Which is better, and why?

Workload 2: Multi-Tenant SaaS

50,000 tenants. Top 3 tenants each generate 100x the median tenant's write volume. Most queries are tenant-scoped. The application needs to honor "delete all of tenant X's data" as a GDPR primitive.

  • Pick a partition key and scheme.
  • Design for the three giants -- do they live on dedicated shards?
  • What does "delete everything for tenant X" cost with your scheme?
  • How do you rebalance when a new giant emerges?

Workload 3: Social Feed

A Twitter-like service with 500M users, power-law distribution of follower counts. A celebrity with 50M followers posts once per hour. The read pattern is "show me the latest 50 posts from everyone I follow."

  • Which is worse: write fan-out (materializing every follower's timeline) or read fan-out (querying posts from every followee at read time)?
  • How do you partition posts? By user_id? By post_id? By time?
  • Where is the hotspot for a celebrity post, and how do you absorb it?

A product catalog for 1,000 retail partners. Each partner has 10k-1M products. Users search across all partners. Dominant query: WHERE name ILIKE '%query%' AND category = ? with sort by price.

  • What partition key serves the common query?
  • What secondary indexes do you need?
  • Global or local indexes?
  • How would Elasticsearch (term-partitioned) differ operationally from MongoDB (document-partitioned) here?

Workload 5: Financial Ticker

8,000 symbols, quotes arriving at 1k updates/sec per symbol during market hours. Queries are "get the last 1 minute for symbol X" (very frequent) and "scan all symbols for price > threshold" (less frequent but important).

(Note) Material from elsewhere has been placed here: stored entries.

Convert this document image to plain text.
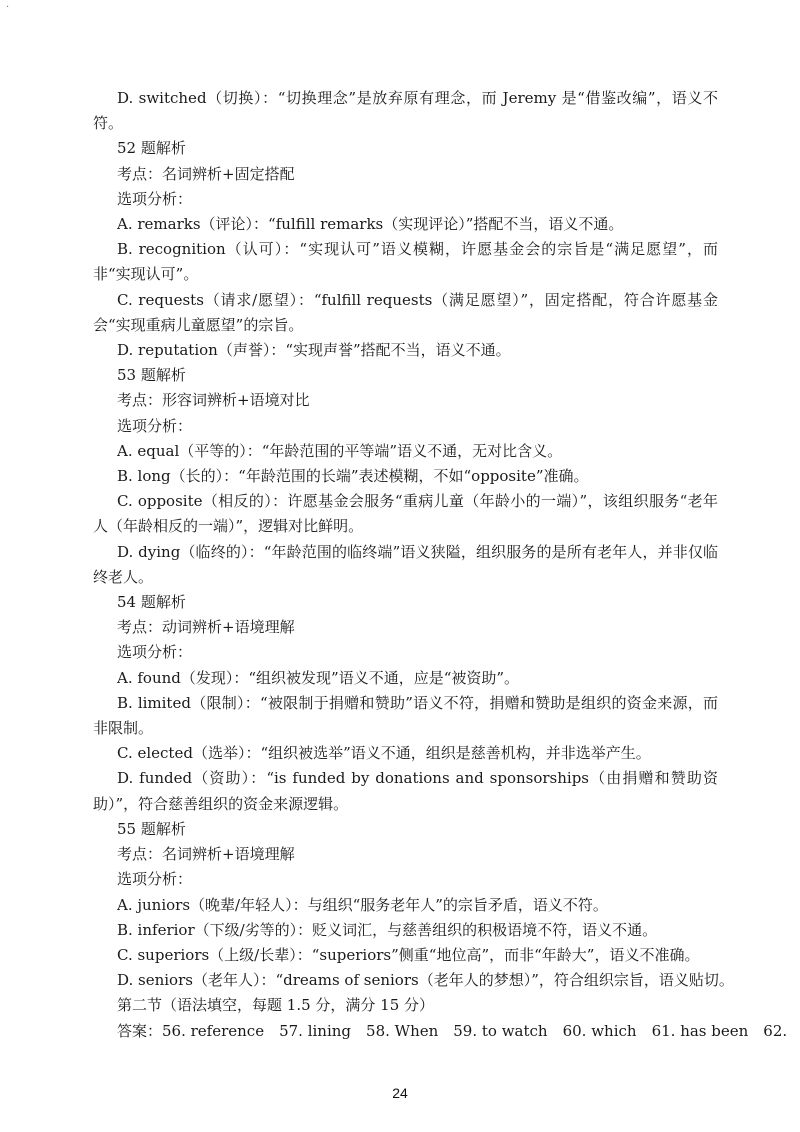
·
D. switched（切换）：“切换理念”是放弃原有理念，而 Jeremy 是“借鉴改编”，语义不符。
52 题解析
考点：名词辨析+固定搭配
选项分析：
A. remarks（评论）：“fulfill remarks（实现评论）”搭配不当，语义不通。
B. recognition（认可）：“实现认可”语义模糊，许愿基金会的宗旨是“满足愿望”，而非“实现认可”。
C. requests（请求/愿望）：“fulfill requests（满足愿望）”，固定搭配，符合许愿基金会“实现重病儿童愿望”的宗旨。
D. reputation（声誉）：“实现声誉”搭配不当，语义不通。
53 题解析
考点：形容词辨析+语境对比
选项分析：
A. equal（平等的）：“年龄范围的平等端”语义不通，无对比含义。
B. long（长的）：“年龄范围的长端”表述模糊，不如“opposite”准确。
C. opposite（相反的）：许愿基金会服务“重病儿童（年龄小的一端）”，该组织服务“老年人（年龄相反的一端）”，逻辑对比鲜明。
D. dying（临终的）：“年龄范围的临终端”语义狭隘，组织服务的是所有老年人，并非仅临终老人。
54 题解析
考点：动词辨析+语境理解
选项分析：
A. found（发现）：“组织被发现”语义不通，应是“被资助”。
B. limited（限制）：“被限制于捐赠和赞助”语义不符，捐赠和赞助是组织的资金来源，而非限制。
C. elected（选举）：“组织被选举”语义不通，组织是慈善机构，并非选举产生。
D. funded（资助）：“is funded by donations and sponsorships（由捐赠和赞助资助）”，符合慈善组织的资金来源逻辑。
55 题解析
考点：名词辨析+语境理解
选项分析：
A. juniors（晚辈/年轻人）：与组织“服务老年人”的宗旨矛盾，语义不符。
B. inferior（下级/劣等的）：贬义词汇，与慈善组织的积极语境不符，语义不通。
C. superiors（上级/长辈）：“superiors”侧重“地位高”，而非“年龄大”，语义不准确。
D. seniors（老年人）：“dreams of seniors（老年人的梦想）”，符合组织宗旨，语义贴切。
第二节（语法填空，每题 1.5 分，满分 15 分）
答案：56. reference　57. lining　58. When　59. to watch　60. which　61. has been　62.
24
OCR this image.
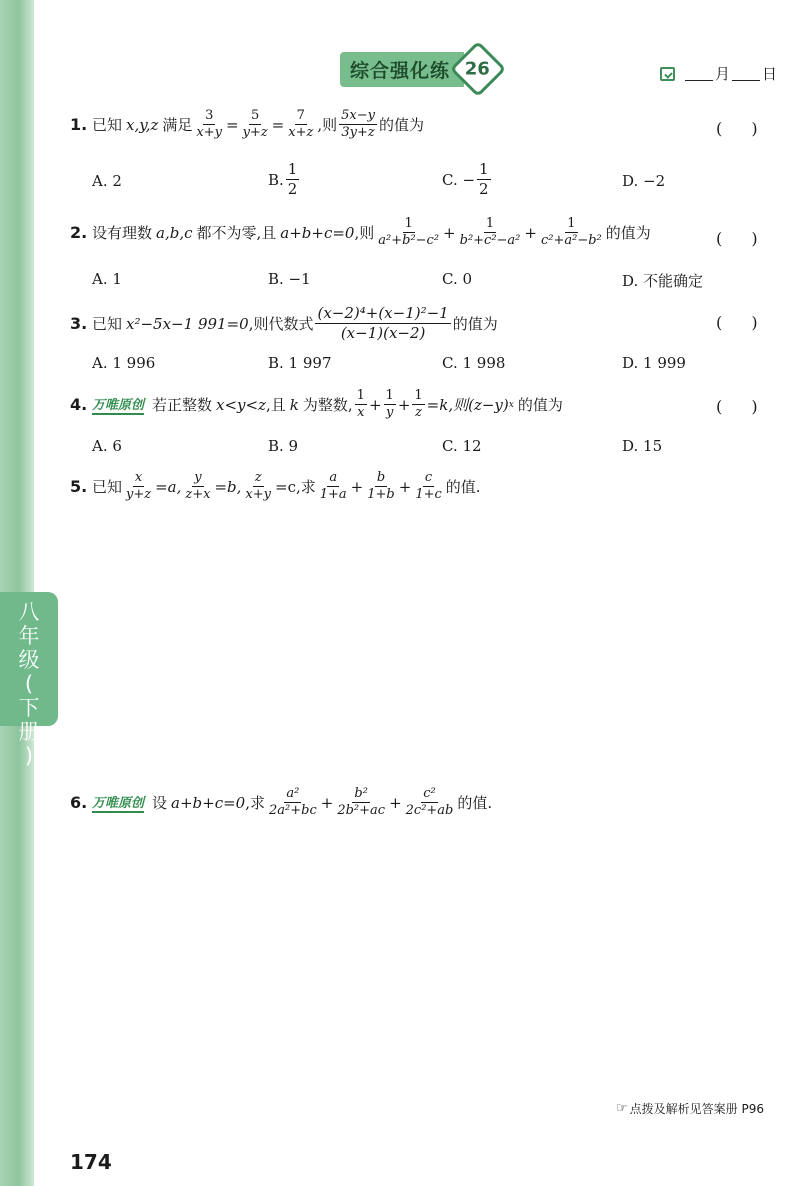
八
年
级
(
下
册
)
综合强化练 26	月 日
1. 已知 x,y,z 满足 $\frac{3}{x+y} = \frac{5}{y+z} = \frac{7}{x+z}$ ,则 $\frac{5x-y}{3y+z}$ 的值为	( )
A. 2	B. $\frac{1}{2}$	C. − $\frac{1}{2}$	D. −2
2. 设有理数 a,b,c 都不为零,且 a+b+c=0 ,则 $\frac{1}{\text{a²+b²−c²}} + \frac{1}{\text{b²+c²−a²}} + \frac{1}{\text{c²+a²−b²}}$ 的值为	( )
A. 1	B. −1	C. 0	D. 不能确定
3. 已知 x²−5x−1 991=0 ,则代数式 $\frac{\text{(x−2)⁴+(x−1)²−1}}{(x-1)(x-2)}$ 的值为	( )
A. 1 996	B. 1 997	C. 1 998	D. 1 999
4. 万唯原创 若正整数 x<y<z ,且 k 为整数, $\frac{1}{x} + \frac{1}{y} + \frac{1}{z} =k$,则 (z−y) x 的值为	( )
A. 6	B. 9	C. 12	D. 15
5. 已知 $\frac{x}{y+z} =a$, $\frac{y}{z+x} =b$, $\frac{z}{x+y} =c$,求 $\frac{a}{1+a} + \frac{b}{1+b} + \frac{c}{1+c}$ 的值.
6. 万唯原创 设 a+b+c=0 ,求 $\frac{\text{a²}}{\text{2a²+bc}} + \frac{\text{b²}}{\text{2b²+ac}} + \frac{\text{c²}}{\text{2c²+ab}}$ 的值.
☞ 点拨及解析见答案册 P96
174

  • Partition key: symbol? timestamp? composite?
  • Can you answer the "scan all symbols" query without fan-out?
  • What happens at market open (every symbol goes hot simultaneously)?

Rebalancing Scenarios

For each, walk through what happens:

  1. A fixed-partition Couchbase-style cluster goes from 4 nodes to 5. Partition count stays 1024.
  2. A dynamic-partitioning HBase cluster's newest region hits 10 GB and splits.
  3. A Cassandra cluster using vnodes loses one node cleanly (heartbeat timeout).
  4. A MongoDB cluster adds one shard; the balancer starts migrating chunks.
  5. A hash-partitioned system changes its partition count from 128 to 256. What percent of keys move under naive hash mod N? Under consistent hashing?

Common Mistake Check

  1. "Hash on user_id avoids all hotspots."
  2. "Range on timestamp is fine; we have lots of partitions."
  3. "We can always add a shard later if load grows."
  4. "Global secondary indexes are fast, so use them everywhere."
  5. "A fixed partition count of 32 will be enough forever."

Evidence Check

This workshop is complete only if:

  • You have written design memos (using the template) for at least three of the five workloads.
  • You have diagnosed at least one hotspot in each memo and proposed a fix.
  • You have walked through at least two rebalancing scenarios and described exactly what moves.
  • You can explain, in one paragraph, how a single hot key cannot be fixed by any partitioning scheme and what the application must do instead.